I am managing a site with over 19 million business listings. Cloning a database this size is daunting and time-consuming. Most of this data is static, but there are some definite advantages to managing it as nodes. In a perfect world, I'd like to be able to move these 19M nodes to a separate database so that I could easily clone the rest of it for development and testing, but I can't think of any way to do that that will allow me to keep working with the data through the Drupal Node Module with its incumbent advantages.
Has anyone else wondered whether there is a way to manage some content in a separate database? Is it even possible (meaning I won't have to take the next 2-3 years off to do it?).

Comments
Hotcopy?
Since you are using drupal I will assume you are using mysql. If this is the case I highly recommend checking out: http://dev.mysql.com/doc/refman/5.0/en/mysqlhotcopy.html
I was doing a standard backup/restore on a fairly large DB to do testing, the process was taking about 20 minutes total. Mysqlhotcopy was able to clone it in probably a matter of seconds.
http://dev.mysql.com/doc/refman/5.0/en/mysqlhotcopy.html
If you have innodb
mysqlhotcopy works only for backing up MyISAM and ARCHIVE tables
Xtra Backup for InnoDB
https://launchpad.net/percona-xtrabackup/
Thanks, this is like
Thanks, this is like mysqlhotcopys brother though, it basically does the same thing but only for InnoDB.
Drupal is myISAM out of the
Drupal is myISAM out of the box. Well, drupal 6 anyway, d7 is InnoDB now.
Generally you can't have
Generally you can't have flexibility, extensibility and performance. Choose two. But don't confuse Nodes with CCK. You don't have to store your data in the CCK tables or even in the node table. See hook_node_info(). This is the way that everything worked back in the Drupal 4.7 days. You can even keep your data in an external database by having $db_url as an array in settings.php.
--
Dave Hansen-Lange
Director of Technical Strategy, Advomatic.com
Pronouns: he/him/his
And if you're doing D7
And if you're doing D7 there's entities as well:
http://www.istos.it/blog/drupal-entities/drupal-entities-part-3-programm...
--
Dave Hansen-Lange
Director of Technical Strategy, Advomatic.com
Pronouns: he/him/his
hook_node_info()
Dave, how can hook_node_info() help me keep nodes in a separate database? It returns only an array with some basic info for the node type, but the docs don't mention anything that describes an alternate database or table.
hook_node_info() is just the
hook_node_info() is just the tip of the iceberg for defining your custom node types in code that do not use CCK. You'll also need to use hook_view(), hook_insert() et. al. You can then save your data anywhere in any structure that you desire, and still make use of any modules that extend nodes.
Another option is to completely bypass the node system, create your own tools for CRUD. And then expose your data to the Views module to use as your display mechanism.
--
Dave Hansen-Lange
Director of Technical Strategy, Advomatic.com
Pronouns: he/him/his
Exposing Data to Views module
I am a beginner to Drupal (I'm not a PHP developer, but I am an experienced database developer). I have been struggling to find an easy way to expose my external data to the Views Module.
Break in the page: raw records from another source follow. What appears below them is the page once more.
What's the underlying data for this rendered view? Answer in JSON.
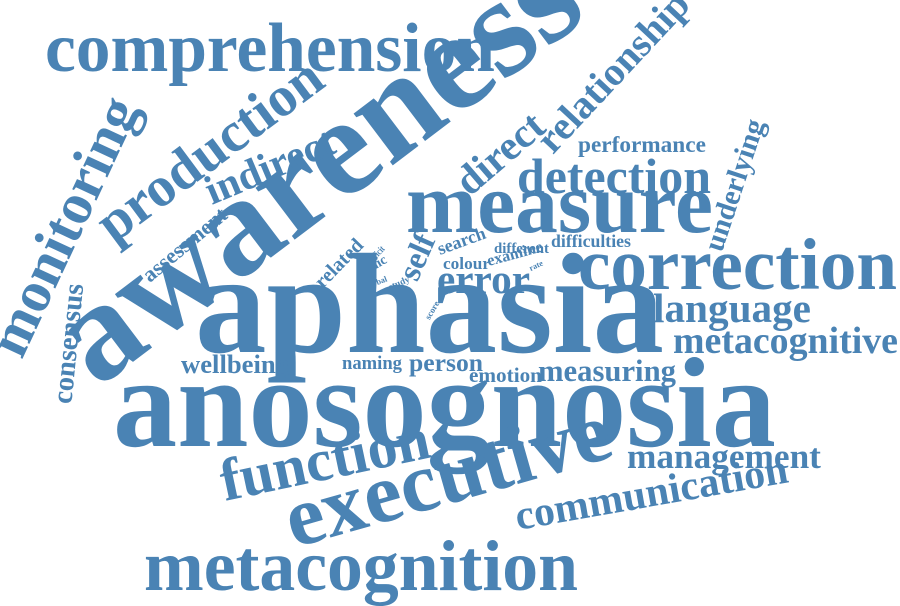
{
  "colors": {
    "word": "#4a83b4",
    "background": "#ffffff"
  },
  "words": [
    {
      "key": "comprehension",
      "text": "comprehension"
    },
    {
      "key": "awareness",
      "text": "awareness"
    },
    {
      "key": "relationship",
      "text": "relationship"
    },
    {
      "key": "monitoring",
      "text": "monitoring"
    },
    {
      "key": "production",
      "text": "production"
    },
    {
      "key": "indirect",
      "text": "indirect"
    },
    {
      "key": "direct",
      "text": "direct"
    },
    {
      "key": "performance",
      "text": "performance"
    },
    {
      "key": "underlying",
      "text": "underlying"
    },
    {
      "key": "detection",
      "text": "detection"
    },
    {
      "key": "measure",
      "text": "measure"
    },
    {
      "key": "assessment",
      "text": "assessment"
    },
    {
      "key": "deficit",
      "text": "deficit"
    },
    {
      "key": "search",
      "text": "search"
    },
    {
      "key": "different",
      "text": "different"
    },
    {
      "key": "difficulties",
      "text": "difficulties"
    },
    {
      "key": "self",
      "text": "self"
    },
    {
      "key": "related",
      "text": "related"
    },
    {
      "key": "clinic",
      "text": "clinic"
    },
    {
      "key": "colour",
      "text": "colour"
    },
    {
      "key": "examine",
      "text": "examine"
    },
    {
      "key": "error",
      "text": "error"
    },
    {
      "key": "correction",
      "text": "correction"
    },
    {
      "key": "verbal",
      "text": "verbal"
    },
    {
      "key": "study",
      "text": "study"
    },
    {
      "key": "score",
      "text": "score"
    },
    {
      "key": "rate",
      "text": "rate"
    },
    {
      "key": "consensus",
      "text": "consensus"
    },
    {
      "key": "aphasia",
      "text": "aphasia"
    },
    {
      "key": "language",
      "text": "language"
    },
    {
      "key": "metacognitive",
      "text": "metacognitive"
    },
    {
      "key": "wellbeing",
      "text": "wellbeing"
    },
    {
      "key": "naming",
      "text": "naming"
    },
    {
      "key": "person",
      "text": "person"
    },
    {
      "key": "emotion",
      "text": "emotion"
    },
    {
      "key": "measuring",
      "text": "measuring"
    },
    {
      "key": "anosognosia",
      "text": "anosognosia"
    },
    {
      "key": "function",
      "text": "function"
    },
    {
      "key": "management",
      "text": "management"
    },
    {
      "key": "executive",
      "text": "executive"
    },
    {
      "key": "communication",
      "text": "communication"
    },
    {
      "key": "metacognition",
      "text": "metacognition"
    }
  ]
}
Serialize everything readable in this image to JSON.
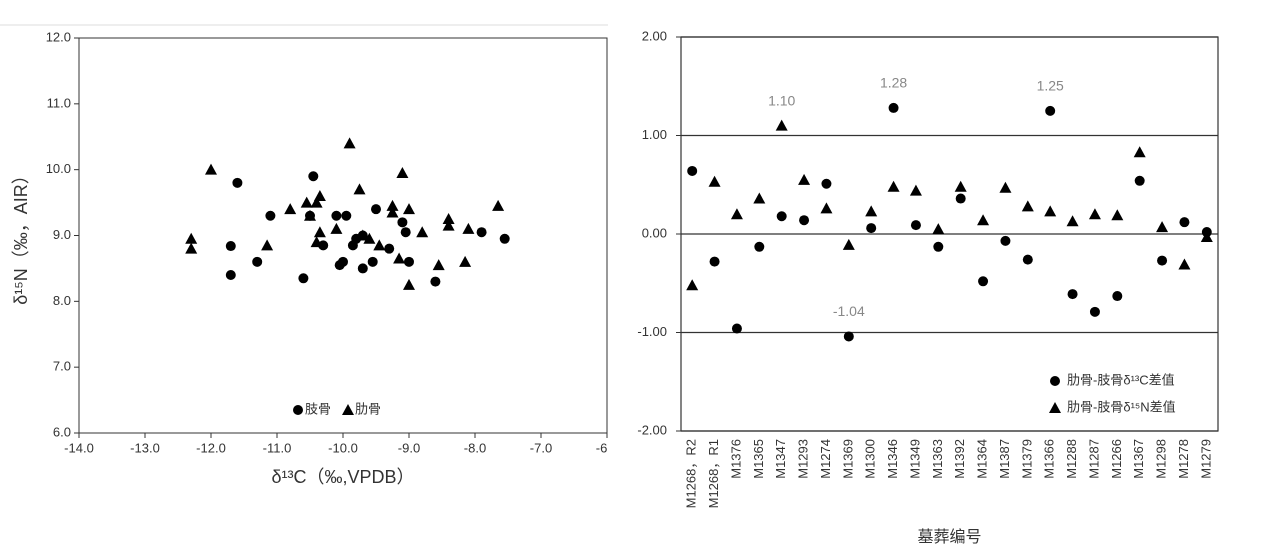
{
  "chart_data": [
    {
      "type": "scatter",
      "x_label": "δ¹³C（‰,VPDB）",
      "y_label": "δ¹⁵N（‰，AIR）",
      "xlim": [
        -14,
        -6
      ],
      "ylim": [
        6,
        12
      ],
      "xticks": [
        {
          "value": -14,
          "label": "-14.0"
        },
        {
          "value": -13,
          "label": "-13.0"
        },
        {
          "value": -12,
          "label": "-12.0"
        },
        {
          "value": -11,
          "label": "-11.0"
        },
        {
          "value": -10,
          "label": "-10.0"
        },
        {
          "value": -9,
          "label": "-9.0"
        },
        {
          "value": -8,
          "label": "-8.0"
        },
        {
          "value": -7,
          "label": "-7.0"
        },
        {
          "value": -6,
          "label": "-6.0"
        }
      ],
      "yticks": [
        {
          "value": 6,
          "label": "6.0"
        },
        {
          "value": 7,
          "label": "7.0"
        },
        {
          "value": 8,
          "label": "8.0"
        },
        {
          "value": 9,
          "label": "9.0"
        },
        {
          "value": 10,
          "label": "10.0"
        },
        {
          "value": 11,
          "label": "11.0"
        },
        {
          "value": 12,
          "label": "12.0"
        }
      ],
      "grid": false,
      "legend": "lower center",
      "series": [
        {
          "name": "肢骨",
          "marker": "circle",
          "color": "#000000",
          "x": [
            -11.6,
            -11.1,
            -11.7,
            -11.7,
            -11.3,
            -10.45,
            -10.5,
            -10.3,
            -10.6,
            -10.1,
            -9.95,
            -10.05,
            -10.0,
            -9.85,
            -9.8,
            -9.7,
            -9.7,
            -9.55,
            -9.5,
            -9.3,
            -9.1,
            -9.05,
            -9.0,
            -8.6,
            -7.9,
            -7.55
          ],
          "y": [
            9.8,
            9.3,
            8.84,
            8.4,
            8.6,
            9.9,
            9.3,
            8.85,
            8.35,
            9.3,
            9.3,
            8.55,
            8.6,
            8.85,
            8.95,
            9.0,
            8.5,
            8.6,
            9.4,
            8.8,
            9.2,
            9.05,
            8.6,
            8.3,
            9.05,
            8.95
          ]
        },
        {
          "name": "肋骨",
          "marker": "triangle",
          "color": "#000000",
          "x": [
            -12.3,
            -12.3,
            -12.0,
            -11.15,
            -10.8,
            -10.55,
            -10.5,
            -10.4,
            -10.35,
            -10.35,
            -10.4,
            -9.9,
            -10.1,
            -9.75,
            -9.7,
            -9.6,
            -9.45,
            -9.25,
            -9.25,
            -9.1,
            -9.15,
            -9.0,
            -9.0,
            -8.8,
            -8.55,
            -8.4,
            -8.4,
            -8.15,
            -8.1,
            -7.65
          ],
          "y": [
            8.95,
            8.8,
            10.0,
            8.85,
            9.4,
            9.5,
            9.3,
            9.5,
            9.05,
            9.6,
            8.9,
            10.4,
            9.1,
            9.7,
            9.0,
            8.95,
            8.85,
            9.45,
            9.35,
            9.95,
            8.65,
            9.4,
            8.25,
            9.05,
            8.55,
            9.25,
            9.15,
            8.6,
            9.1,
            9.45
          ]
        }
      ]
    },
    {
      "type": "dot",
      "x_label": "墓葬编号",
      "categories": [
        "M1268，R2",
        "M1268，R1",
        "M1376",
        "M1365",
        "M1347",
        "M1293",
        "M1274",
        "M1369",
        "M1300",
        "M1346",
        "M1349",
        "M1363",
        "M1392",
        "M1364",
        "M1387",
        "M1379",
        "M1366",
        "M1288",
        "M1287",
        "M1266",
        "M1367",
        "M1298",
        "M1278",
        "M1279"
      ],
      "ylim": [
        -2,
        2
      ],
      "yticks": [
        {
          "value": 2,
          "label": "2.00"
        },
        {
          "value": 1,
          "label": "1.00"
        },
        {
          "value": 0,
          "label": "0.00"
        },
        {
          "value": -1,
          "label": "-1.00"
        },
        {
          "value": -2,
          "label": "-2.00"
        }
      ],
      "grid": true,
      "legend": "lower right",
      "series": [
        {
          "name": "肋骨-肢骨δ¹³C差值",
          "marker": "circle",
          "color": "#000000",
          "values": [
            0.64,
            -0.28,
            -0.96,
            -0.13,
            0.18,
            0.14,
            0.51,
            -1.04,
            0.06,
            1.28,
            0.09,
            -0.13,
            0.36,
            -0.48,
            -0.07,
            -0.26,
            1.25,
            -0.61,
            -0.79,
            -0.63,
            0.54,
            -0.27,
            0.12,
            0.02
          ],
          "value_labels": [
            null,
            null,
            null,
            null,
            null,
            null,
            null,
            "-1.04",
            null,
            "1.28",
            null,
            null,
            null,
            null,
            null,
            null,
            "1.25",
            null,
            null,
            null,
            null,
            null,
            null,
            null
          ]
        },
        {
          "name": "肋骨-肢骨δ¹⁵N差值",
          "marker": "triangle",
          "color": "#000000",
          "values": [
            -0.52,
            0.53,
            0.2,
            0.36,
            1.1,
            0.55,
            0.26,
            -0.11,
            0.23,
            0.48,
            0.44,
            0.05,
            0.48,
            0.14,
            0.47,
            0.28,
            0.23,
            0.13,
            0.2,
            0.19,
            0.83,
            0.07,
            -0.31,
            -0.03
          ],
          "value_labels": [
            null,
            null,
            null,
            null,
            "1.10",
            null,
            null,
            null,
            null,
            null,
            null,
            null,
            null,
            null,
            null,
            null,
            null,
            null,
            null,
            null,
            null,
            null,
            null,
            null
          ]
        }
      ]
    }
  ]
}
Ideally, I would like the Views Module to allow me to easily replace the Views Module query builder to (the part of Views Module that gets the data) with either a call to a remote web service or a Stored procedure call to another database, etc.
I would like to link these external sources to the display management part of the Views Module WITHOUT involving programming as I am really hoping to avoid having to learn PHP if possible.
Thanks for any guidance or direction you might be able to provide.
Views 3
Helpful info
http://www.lullabot.com/articles/querying-slave-database-with-views
http://nodeone.se/blogg/views-3-yql-views-attach-presentation-at-drupalc...
Almost forgot
http://drupal.org/project/tw
bg1, if periodically synching
bg1, if periodically synching a local table(s) with your remote table(s) would be acceptable, you may be able to do this without code by using Feeds to fetch the remote data and put it into a Data table. Data contains all the code to automatically display its tables to Views, so as long as you can fetch the data, Data will make the rest easy.
The Boise Drupal Guy!
Yup
The last job we had to collect data from several other sites.
Although we didn't feed directly into the table but used cron for collecting data, building and discarding nodes.
One other solution could be
One other solution could be to use node export:
http://drupal.org/project/node_export
This module integrates with drush, so it could easily be scripted.
You could tie it to a cron job and have it automated at night if you wanted.
thank you all
Thank you all so much for your great comments and suggestions! Is this a great group of professionals or what?!
I just got a new partner to work with and because this data set is essentially read-only and gets searched for and displayed on only one page of the site, we're hard-coding our own custom call-back that gathers and themes the search results and presents them in a list that to the end-user looks just any any view-created list, even though it doesn't use the node or the view modules. But that's not to say we won't consider your suggestions in the future if our requirements become more complicated.